Taking a proactive approach to technology use, allowing students to use AI in a structured environment, and talking through ethical decision-making creates an environment that should limit the potential negatives, says Aisha Bryant, McDonogh’s director of educational technology. As part of their AI education, students practice creating an AI prompt, evaluating the response, and considering the ethics of using the AI-created content before making a decision about how much or how little of the content to use.
“Sometimes students, with pressure or being up against a deadline, don’t make the right choices,” says Bryant. But exploration and discussion of ethical choices helps them develop as responsible users of technology.
“By the end, they’re not even thinking, ‘Okay, write my essay for me,’” she says. “AI just becomes more like an assistant, because we have shown them how many different ways they can use it and they truly understand how AI works.”
As exciting as the potential for AI is, Mueller points out it’s just one of many tools students may use, none of which replace human-centered learning. “We want good, well rounded citizens to graduate from McDonogh and to make sure they are building relationships and interacting with each other,” she says.
To that end, some educators are redesigning assignments to be more creative and open-ended and are leaning toward tasks like group projects, oral presentations, and interactive learning experiences.

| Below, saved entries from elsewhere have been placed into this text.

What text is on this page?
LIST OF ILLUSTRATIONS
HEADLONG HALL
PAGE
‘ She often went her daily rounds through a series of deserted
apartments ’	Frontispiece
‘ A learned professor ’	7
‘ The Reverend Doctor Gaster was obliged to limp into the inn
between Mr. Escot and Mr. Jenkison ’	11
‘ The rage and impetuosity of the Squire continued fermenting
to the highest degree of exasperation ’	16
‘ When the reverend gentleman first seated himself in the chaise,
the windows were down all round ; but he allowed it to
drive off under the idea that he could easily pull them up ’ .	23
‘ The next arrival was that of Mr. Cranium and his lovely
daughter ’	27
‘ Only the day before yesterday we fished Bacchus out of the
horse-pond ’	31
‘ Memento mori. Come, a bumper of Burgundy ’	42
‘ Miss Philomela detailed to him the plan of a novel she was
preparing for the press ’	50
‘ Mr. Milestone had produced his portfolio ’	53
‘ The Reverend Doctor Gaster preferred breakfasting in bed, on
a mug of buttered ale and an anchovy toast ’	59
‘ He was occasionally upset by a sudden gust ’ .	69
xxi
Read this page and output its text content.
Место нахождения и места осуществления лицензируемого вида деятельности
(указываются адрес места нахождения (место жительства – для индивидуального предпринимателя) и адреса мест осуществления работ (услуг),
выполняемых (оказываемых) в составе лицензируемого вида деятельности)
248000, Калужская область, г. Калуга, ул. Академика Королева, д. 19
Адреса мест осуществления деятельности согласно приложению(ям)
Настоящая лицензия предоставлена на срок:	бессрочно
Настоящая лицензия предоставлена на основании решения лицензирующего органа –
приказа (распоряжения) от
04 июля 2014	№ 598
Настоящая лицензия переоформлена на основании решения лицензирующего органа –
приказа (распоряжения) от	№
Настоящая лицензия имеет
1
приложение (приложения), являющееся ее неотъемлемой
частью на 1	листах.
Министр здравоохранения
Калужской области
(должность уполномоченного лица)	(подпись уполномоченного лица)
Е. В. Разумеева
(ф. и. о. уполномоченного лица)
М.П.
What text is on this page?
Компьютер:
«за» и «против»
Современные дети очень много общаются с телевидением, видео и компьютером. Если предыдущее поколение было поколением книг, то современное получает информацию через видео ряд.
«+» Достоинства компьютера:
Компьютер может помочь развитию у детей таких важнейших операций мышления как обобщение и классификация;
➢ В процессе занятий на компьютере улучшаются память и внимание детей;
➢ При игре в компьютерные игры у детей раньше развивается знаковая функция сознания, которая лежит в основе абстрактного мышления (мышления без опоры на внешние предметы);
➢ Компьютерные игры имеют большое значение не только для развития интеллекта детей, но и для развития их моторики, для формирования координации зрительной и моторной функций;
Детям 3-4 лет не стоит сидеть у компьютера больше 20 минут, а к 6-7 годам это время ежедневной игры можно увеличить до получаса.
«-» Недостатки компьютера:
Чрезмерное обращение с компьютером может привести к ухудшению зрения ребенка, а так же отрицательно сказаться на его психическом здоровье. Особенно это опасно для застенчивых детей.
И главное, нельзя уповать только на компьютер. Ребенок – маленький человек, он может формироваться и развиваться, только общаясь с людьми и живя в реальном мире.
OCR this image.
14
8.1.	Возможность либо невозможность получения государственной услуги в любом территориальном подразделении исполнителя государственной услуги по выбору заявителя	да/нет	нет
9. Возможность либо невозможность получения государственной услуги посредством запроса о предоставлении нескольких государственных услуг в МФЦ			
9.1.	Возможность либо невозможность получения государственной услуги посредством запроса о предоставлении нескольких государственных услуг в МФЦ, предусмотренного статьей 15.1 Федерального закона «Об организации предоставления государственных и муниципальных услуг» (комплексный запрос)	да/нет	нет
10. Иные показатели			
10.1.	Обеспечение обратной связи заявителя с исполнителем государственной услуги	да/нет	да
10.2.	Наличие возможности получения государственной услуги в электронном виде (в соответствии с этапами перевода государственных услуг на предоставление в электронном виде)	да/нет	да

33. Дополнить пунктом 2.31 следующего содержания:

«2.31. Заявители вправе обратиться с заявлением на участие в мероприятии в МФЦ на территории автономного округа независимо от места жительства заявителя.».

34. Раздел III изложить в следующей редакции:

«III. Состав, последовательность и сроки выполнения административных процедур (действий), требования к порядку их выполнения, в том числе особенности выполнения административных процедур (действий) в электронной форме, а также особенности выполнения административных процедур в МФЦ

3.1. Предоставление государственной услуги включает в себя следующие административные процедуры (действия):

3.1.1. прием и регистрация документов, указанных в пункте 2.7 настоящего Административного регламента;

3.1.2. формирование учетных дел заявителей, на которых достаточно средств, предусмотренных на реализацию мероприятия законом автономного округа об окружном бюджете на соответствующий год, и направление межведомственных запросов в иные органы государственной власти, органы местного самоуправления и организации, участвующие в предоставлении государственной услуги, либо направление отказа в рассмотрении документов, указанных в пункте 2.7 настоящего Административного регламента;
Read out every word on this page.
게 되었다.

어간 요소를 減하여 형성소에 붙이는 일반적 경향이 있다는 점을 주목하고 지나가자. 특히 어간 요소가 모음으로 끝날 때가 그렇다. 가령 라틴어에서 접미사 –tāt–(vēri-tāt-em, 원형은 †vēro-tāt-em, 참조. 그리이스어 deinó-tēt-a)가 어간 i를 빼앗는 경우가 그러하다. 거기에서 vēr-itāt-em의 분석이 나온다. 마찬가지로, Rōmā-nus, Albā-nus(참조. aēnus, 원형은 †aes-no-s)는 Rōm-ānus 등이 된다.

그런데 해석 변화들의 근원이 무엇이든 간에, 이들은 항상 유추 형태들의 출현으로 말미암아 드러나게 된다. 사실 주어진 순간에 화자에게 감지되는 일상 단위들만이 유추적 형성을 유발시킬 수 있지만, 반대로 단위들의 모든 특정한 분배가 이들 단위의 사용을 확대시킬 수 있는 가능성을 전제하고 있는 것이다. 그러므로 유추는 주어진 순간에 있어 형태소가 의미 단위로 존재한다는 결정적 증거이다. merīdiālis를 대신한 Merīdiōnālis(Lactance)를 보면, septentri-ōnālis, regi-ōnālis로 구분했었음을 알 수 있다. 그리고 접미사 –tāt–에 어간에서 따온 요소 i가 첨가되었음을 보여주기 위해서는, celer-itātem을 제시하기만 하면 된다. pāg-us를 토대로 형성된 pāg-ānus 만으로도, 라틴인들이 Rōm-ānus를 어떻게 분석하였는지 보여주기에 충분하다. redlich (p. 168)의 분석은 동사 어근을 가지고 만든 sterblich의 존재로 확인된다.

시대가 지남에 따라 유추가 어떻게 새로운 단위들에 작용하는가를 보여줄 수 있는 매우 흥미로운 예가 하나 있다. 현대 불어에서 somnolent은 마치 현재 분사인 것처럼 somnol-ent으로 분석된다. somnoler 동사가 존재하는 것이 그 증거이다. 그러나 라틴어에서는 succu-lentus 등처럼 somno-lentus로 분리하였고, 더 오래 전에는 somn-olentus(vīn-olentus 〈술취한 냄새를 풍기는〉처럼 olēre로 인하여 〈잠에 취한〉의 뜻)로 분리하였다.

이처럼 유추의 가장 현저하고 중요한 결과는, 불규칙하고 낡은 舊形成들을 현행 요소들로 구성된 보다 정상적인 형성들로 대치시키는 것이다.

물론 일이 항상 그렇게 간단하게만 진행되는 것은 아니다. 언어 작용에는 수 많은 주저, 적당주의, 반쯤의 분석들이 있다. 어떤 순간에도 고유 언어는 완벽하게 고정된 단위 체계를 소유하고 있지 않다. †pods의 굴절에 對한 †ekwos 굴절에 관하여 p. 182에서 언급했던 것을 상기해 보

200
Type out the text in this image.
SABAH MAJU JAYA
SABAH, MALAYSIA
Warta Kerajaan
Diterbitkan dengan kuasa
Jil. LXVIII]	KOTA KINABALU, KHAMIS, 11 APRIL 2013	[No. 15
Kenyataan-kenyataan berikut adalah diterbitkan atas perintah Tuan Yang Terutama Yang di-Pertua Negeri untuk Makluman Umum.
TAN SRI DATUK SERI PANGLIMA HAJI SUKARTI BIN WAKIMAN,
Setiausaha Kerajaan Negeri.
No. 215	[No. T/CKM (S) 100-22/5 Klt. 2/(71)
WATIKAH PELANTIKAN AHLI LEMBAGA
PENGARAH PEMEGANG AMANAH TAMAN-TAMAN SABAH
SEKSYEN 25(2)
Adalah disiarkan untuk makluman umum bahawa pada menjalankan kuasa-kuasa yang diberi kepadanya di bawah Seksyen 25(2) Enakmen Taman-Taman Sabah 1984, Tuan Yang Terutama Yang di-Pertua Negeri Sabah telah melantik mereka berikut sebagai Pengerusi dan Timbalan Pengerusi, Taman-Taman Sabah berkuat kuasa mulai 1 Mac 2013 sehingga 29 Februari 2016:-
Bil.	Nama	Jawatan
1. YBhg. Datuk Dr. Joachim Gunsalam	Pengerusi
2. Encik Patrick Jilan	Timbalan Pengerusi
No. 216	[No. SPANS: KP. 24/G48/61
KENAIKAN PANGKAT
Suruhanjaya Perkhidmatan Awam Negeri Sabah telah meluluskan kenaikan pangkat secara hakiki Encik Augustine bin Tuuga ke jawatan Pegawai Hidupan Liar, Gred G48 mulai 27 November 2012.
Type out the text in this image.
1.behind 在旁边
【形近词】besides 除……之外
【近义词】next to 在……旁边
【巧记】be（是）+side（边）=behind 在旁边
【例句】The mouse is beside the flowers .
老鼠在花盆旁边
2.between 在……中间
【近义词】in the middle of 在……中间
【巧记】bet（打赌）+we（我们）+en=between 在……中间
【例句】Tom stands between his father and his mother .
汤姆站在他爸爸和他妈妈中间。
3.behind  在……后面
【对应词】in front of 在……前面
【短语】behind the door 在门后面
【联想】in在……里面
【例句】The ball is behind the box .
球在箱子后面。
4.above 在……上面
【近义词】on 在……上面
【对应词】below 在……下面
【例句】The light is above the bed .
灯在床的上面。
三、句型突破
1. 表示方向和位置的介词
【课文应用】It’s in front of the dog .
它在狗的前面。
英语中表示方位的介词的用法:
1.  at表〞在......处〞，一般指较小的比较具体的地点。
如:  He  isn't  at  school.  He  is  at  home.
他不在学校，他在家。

The bonus: It’s harder for students to outsource that kind of work to AI and such assignments help build the durable skills that will help them thrive in an AI-integrated future.
As they move toward that future, educators and institutions will need to take steps to ensure all students have equal access to AI tools, says University of Maryland’s Feizi.
“What worries me is that we will have some people that are quite good at using these AI tools—and even better, they can contribute to these tools—and they are the ones who will see the majority of the benefits and that will potentially increase the economic gap and other disparities.”
For Goucher’s Oweidat, the path forward holds more exercises like the essay evaluation her tutors-in-training tackled, plus continued exploration and discussion of AI with faculty and students.
“The more I use the tool,” says Oweidat, “the more I teach about it, learn about it, the more comfortable I become and the more excited I become about the possibilities, which are endless really.”